Which leads me to this morning.  I realized that it is probably the last opportunity to harvest what I can.  Though not yet dressed I slipped out back in the frosty morning stillness and snipped off a bunch or two of sage, rosemary, marjoram and oregano.  They rest now in the room across the hall, and I can smell their aroma seeping all the way over here.  Sometimes a big nose is a blessing.

I’ll clean them up, arrange them on clean paper towels and fill up that room again with summer smells spending time thinking of more delicious meals, a whole bunch of them.  And next year?  Next year we’ll get started earlier, and we’ll have basil, dill, lavender, parsley, mint, sage thyme (two or three different kinds)…all of them.  Maybe there’ll even be enough for you?

I’ve saved the twigs and am thinking of some way I can dry them, pulverize them and make some kind od incense of them.  There are already have a bunch of Russian Sage twigs drying in the garage.  They’ll go on one of our fires over Christmas.

Here’s a bit of the abundant harvest:

Hanging Parsley

Sage, My Favorite Right Now

A Few Twigs of Oregano

8 responses to “If The Guys On the Block Could Only See Me Now…

  1. Remind me to send you a pic. of our Sage, Peter.
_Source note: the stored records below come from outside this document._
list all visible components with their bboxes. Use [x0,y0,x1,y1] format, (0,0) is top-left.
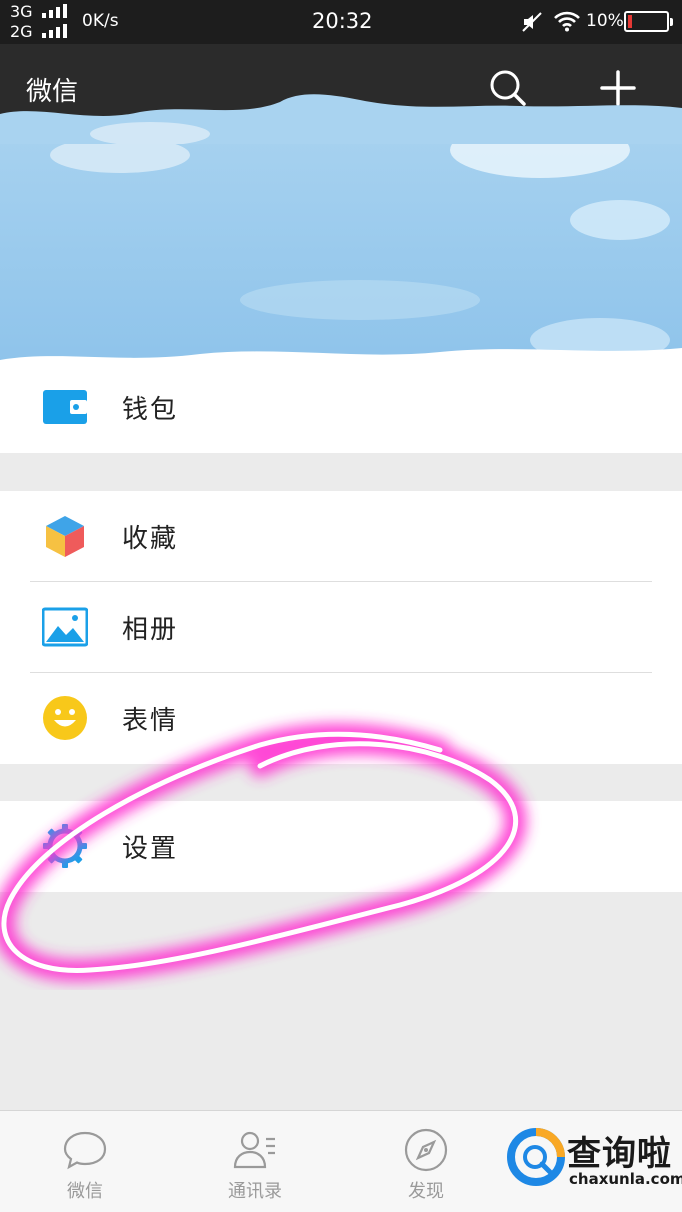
cloud-edge [0,94,682,144]
tab-label: 微信 [67,1181,103,1202]
gear-icon [43,824,87,868]
clock: 20:32 [312,9,373,33]
menu-item-album[interactable]: 相册 [0,582,682,673]
menu-item-label: 表情 [122,706,179,736]
screen: 3G 2G 0K/s 20:32 10% 微信 钱包 收藏 相册 表情 设置 微… [0,0,682,1212]
compass-icon [404,1128,448,1172]
menu-item-stickers[interactable]: 表情 [0,673,682,764]
menu-item-label: 收藏 [122,524,179,554]
tab-label: 通讯录 [228,1181,282,1202]
menu-group-settings: 设置 [0,801,682,892]
signal-2g: 2G [10,23,68,41]
network-type-top: 3G [10,2,33,21]
battery-percent: 10% [586,11,624,31]
smiley-icon [43,696,87,740]
menu-item-label: 设置 [122,834,179,864]
picture-icon [42,607,88,647]
watermark-logo-icon [507,1128,565,1186]
mute-icon [522,12,542,32]
menu-item-label: 钱包 [122,395,179,425]
wifi-icon [554,11,580,32]
tab-chats[interactable]: 微信 [25,1111,145,1212]
signal-bars-icon [41,24,68,38]
watermark-url: chaxunla.com [569,1170,682,1188]
contacts-icon [233,1131,275,1169]
tab-label: 发现 [408,1181,444,1202]
menu-item-wallet[interactable]: 钱包 [0,362,682,453]
menu-item-label: 相册 [122,615,179,645]
network-speed: 0K/s [82,11,119,31]
watermark: 查询啦 chaxunla.com [505,1122,682,1202]
battery-icon [624,11,673,32]
menu-group-collection: 收藏 相册 表情 [0,491,682,764]
signal-3g: 3G [10,3,68,21]
tab-contacts[interactable]: 通讯录 [195,1111,315,1212]
signal-bars-icon [41,4,68,18]
wallet-icon [43,390,87,424]
cube-icon [46,516,84,557]
tab-discover[interactable]: 发现 [366,1111,486,1212]
chat-bubble-icon [63,1131,107,1170]
watermark-title: 查询啦 [567,1134,672,1174]
menu-item-settings[interactable]: 设置 [0,801,682,892]
network-type-bottom: 2G [10,22,33,41]
status-bar: 3G 2G 0K/s 20:32 10% [0,0,682,44]
menu-group-wallet: 钱包 [0,348,682,453]
menu-item-favorites[interactable]: 收藏 [0,491,682,582]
I am thrilled with your drying experience. We’ve not had much luck here with drying, possibly because of the high humidity in Auckland, all year long. Sometimes poverty has draw backs:)

  2. ahhh. describes it exactly. may our winter here
    in new england , be calm, peaceful, serene,
    and free from major overwhelming storms.
    Now that would be a present indeed..
    –your fellow new-englander,

  3. Peter, a wonderful post. While all of the imagery was exquisite, the one I enjoyed most was of you padding about in your slippers and PJs, large, blessed, probiscus extended, nostrils flaring and inhaling the perfume from your withering garden.

    • Rich, you have captured the moment exactly. Old man with ill kept hair, as wrinkled as the rest of him, on sleep worn tottering legs wanders out and stoops (slowly) over the withered greens snipping a few and their fading smells before stealing back inside lest a neighbor child wake the heavens with screams of the monster of the morning come again.

  4. Peter- I enjoyed your story- it reminds me of the time years ago that my daughter and I worked at a local sheep farm. The farm was getting ready to plow over the herb garden(it was to die for!) My daughter and I took tons of basil and placed it all over our house to dry. Well when relatives arrived we were blamed for having illegal things in the house. It was really funny.